California vs. The Supreme Court
Maybe the U.S. Supreme Court should recuse itself from California cases. Because the current court isn’t bothering to disguise its anti-California biases anymore. That was the unmistakable impression from recent oral arguments on a challenge by conservative foundations to a California rule requiring nonprofits to disclose their major donors.
For the record, it’s perfectly understandable in these polarized times for Republican-appointed judges to have doubts about the laws produced by California Democrats and their state’s confounding governing system. But the ways the justices treated California raise real questions about whether this court gives our state a fair shake.
It wasn’t just the way the justices seemed to assume bad faith on California’s part. It wasn’t only the sarcasm in Justice Samuel Alito’s voice as he repeated California’s claims in the case. Nor was it Justice Brett Kavanaugh’s suggestion that California’s rule was suspect because 46 other states don’t have similar rules.
It was the decision by Barrett to participate in the case at all. She should have recused herself, because the foundation suing California — the Koch-sponsored Americans For Prosperity (AFP) —donated $1 million to the effort to rush her onto the court last year. Kavanaugh and Justice Neil Gorsuch, whose own confirmations were backed by AFP, should have recused themselves, too. Instead, all three indicated in arguments that they would vote against California and for their own donor.
Perhaps having anti-California justices doesn’t sound so bad. After all, anti-California bias is a socially acceptable prejudice in the United States, and our state has earned our national reputation for nuttiness. But Californians shouldn’t have to accept increasingly open bias by the highest court in the land.
Such bias has become common since 2015, when Justice Antonin Scalia wrote that “California does not count” as a real American or Western place in a dissent against a historic decision guaranteeing marriage equality. Last year, Alito gave an odious, partisan speech criticizing California’s pandemic restrictions — even as our deaths rose. The justice, who defended Trump’s Muslim ban, also ludicrously claimed that our state — a leader in protecting new forms of religion practice — was biased against religious liberty. Alito made these public statements even as the court considered California cases on the pandemic rules, but did not disqualify himself from hearing them.

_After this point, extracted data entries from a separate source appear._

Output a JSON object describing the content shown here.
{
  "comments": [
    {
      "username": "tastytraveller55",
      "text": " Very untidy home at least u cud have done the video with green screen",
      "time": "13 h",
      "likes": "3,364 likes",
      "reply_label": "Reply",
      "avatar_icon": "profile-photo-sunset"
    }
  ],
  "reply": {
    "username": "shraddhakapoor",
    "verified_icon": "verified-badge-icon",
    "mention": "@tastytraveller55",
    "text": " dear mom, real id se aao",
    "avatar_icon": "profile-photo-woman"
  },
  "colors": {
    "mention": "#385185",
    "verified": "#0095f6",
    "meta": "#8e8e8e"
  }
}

Instead, once Barrett joined the court last fall, the court began overturning California’s pandemic restrictions as infringements on religious freedom because they apply to churches. One Friday night in February, the Supreme Court justices issued an emergency order that froze California’s pandemic restrictions on indoor religious services. Three weeks later, the Court struck down a similar restriction in Santa Clara County.

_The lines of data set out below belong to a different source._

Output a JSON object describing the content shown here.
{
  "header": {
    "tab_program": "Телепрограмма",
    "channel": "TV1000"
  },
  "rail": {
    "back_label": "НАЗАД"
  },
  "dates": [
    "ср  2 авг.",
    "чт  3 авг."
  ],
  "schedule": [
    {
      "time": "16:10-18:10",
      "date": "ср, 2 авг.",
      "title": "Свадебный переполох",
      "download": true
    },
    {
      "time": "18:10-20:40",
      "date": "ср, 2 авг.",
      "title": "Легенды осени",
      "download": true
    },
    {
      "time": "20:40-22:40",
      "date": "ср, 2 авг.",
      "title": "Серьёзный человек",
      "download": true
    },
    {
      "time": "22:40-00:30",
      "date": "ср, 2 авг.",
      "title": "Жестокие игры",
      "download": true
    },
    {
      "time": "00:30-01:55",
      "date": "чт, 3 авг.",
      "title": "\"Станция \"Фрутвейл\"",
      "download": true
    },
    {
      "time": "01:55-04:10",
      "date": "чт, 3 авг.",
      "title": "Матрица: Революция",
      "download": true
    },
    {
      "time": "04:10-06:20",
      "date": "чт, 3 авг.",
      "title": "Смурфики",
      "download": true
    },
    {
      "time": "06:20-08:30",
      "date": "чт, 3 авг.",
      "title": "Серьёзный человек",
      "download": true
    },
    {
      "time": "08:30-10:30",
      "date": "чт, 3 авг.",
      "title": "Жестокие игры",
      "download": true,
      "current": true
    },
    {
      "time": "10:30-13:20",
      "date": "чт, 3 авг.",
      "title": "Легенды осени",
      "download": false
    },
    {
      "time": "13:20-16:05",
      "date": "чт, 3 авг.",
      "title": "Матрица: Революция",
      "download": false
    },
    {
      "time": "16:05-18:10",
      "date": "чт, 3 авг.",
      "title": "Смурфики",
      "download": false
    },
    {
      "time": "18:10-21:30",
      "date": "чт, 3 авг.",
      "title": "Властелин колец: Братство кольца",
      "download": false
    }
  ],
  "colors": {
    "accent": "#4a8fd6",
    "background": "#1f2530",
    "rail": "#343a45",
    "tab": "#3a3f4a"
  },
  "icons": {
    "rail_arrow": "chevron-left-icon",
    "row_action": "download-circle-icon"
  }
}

The orders were unsigned, and came without so much as an opinion explaining the decision. These are chilling deviations from due process, which requires the court to hear arguments and issue decisions. Apparently, Californians are no longer guaranteed their day in the Supreme Court.
The only thing worse than the court’s anti-California rulings without opinions are its rulings with opinions. In a case involving pandemic restrictions on a church in my hometown of Pasadena (which still won’t hold the Rose Parade on a Sunday), Gorsuch appealed to hackneyed stereotypes of Californians as godless: “If Hollywood may host a studio audience or film a singing competition while not a single soul may enter California’s churches, synagogues, and mosques, something has gone seriously awry.” In his performative piety, Gorsuch failed to note that Hollywood productions had complied with COVID safety measures, while the church was defying them.

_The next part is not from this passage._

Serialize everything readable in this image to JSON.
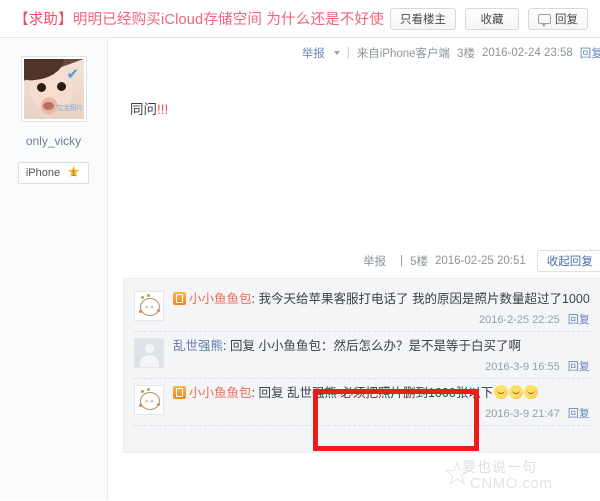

Barrett, in the same case, doubled down on Gorsuch’s appeal to anti-California prejudice: “If a chorister can sing in a Hollywood studio but not in her church, California’s regulations cannot be viewed as neutral.” But Barrett’s misrepresentation of California was even more galling, since her own rushed appointed was celebrated with a super-spreader event at Trump’s White House.
While it’s typically not wise to pick fights with judges, California ought to make an exception for this dishonorable Supreme Court. Our politicians should hold Congressional on the blatantly biased refusals of Barrett, Gorsuch, and Kavanaugh to recuse in the case involving their donor. California also should back reforms of the court, including adding more justices.
And we should insist that additional justices be Californians. For starters, our Congressional representatives should demand that if Stephen Breyer, the court’s only Californian, retires this spring, his replacement must be a Californian. If nine judges are going to govern our country, at least one should be from the state that 1-in-8 Americans call home.